Malawi Medical Journal, Vol. 26, No. 2, 2014, pp. 38-41

 en In-vitro evaluation of the quality of Paracetamol and Co-trimoxazole tablets used in Malawi based on pharmacopoeial standards
Khuluza, Felix


This study was an in-vitro evaluation of different brands of paracetamol and cotrimoxazole tablets, used or found in Malawi, based on Pharmacopoeia standards, in order to ascertain the existence and extent of substandard medicines in Malawi and to give an overview of their distribution in the public and private sectors.

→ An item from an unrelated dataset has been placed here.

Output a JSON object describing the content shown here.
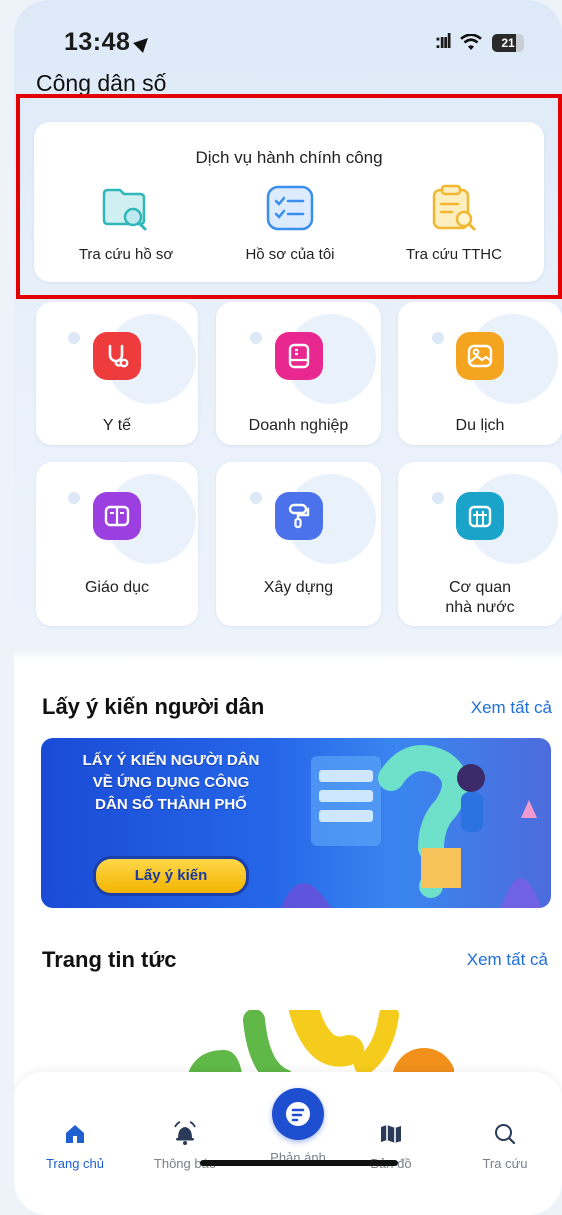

A cross-sectional analytical study was conducted using 11 samples each of paracetamol and cotrimoxazole tablets. Stratified random sampling was used to collect samples. Samples were analyzed using HPLC and Spectrophometric methods as outlined in the BP-2007 and USP-32 at the National Drug Quality Control Laboratory (NDQCL)-Lilongwe (under Pharmacy Medicines and Poisons Board-PMPB) and Orient Pharma Co. Ltd of Taiwan. The results were analyzed using Epi Info.
Results and discussion
Fifty percent of samples (n=22) were not registered in the country by the PMPB as required by the PMP Act with the majority of those coming from public health facilities. All paracetamol and cotrimoxazole samples complied with identification tests using spectrophotometric and HPLC method. Overall, 27.3% of samples failed to meet the BP-2007 standards for Active Ingredient content, while 22.7% of the samples failed the Friability test. The results from Malawi are similar in magnitude to those within surrounding countries in Africa.
This pilot study provides objective evidence to show that substandard and unregistered paracetamol and cotrimoxazole are present and being used in Malawi, and thus posing a considerable hazard to public health in Malawi. PMPB, together with the Ministry of Health, must continue to develop a quality assurance system to ensure that medicines are randomly and routinely checked.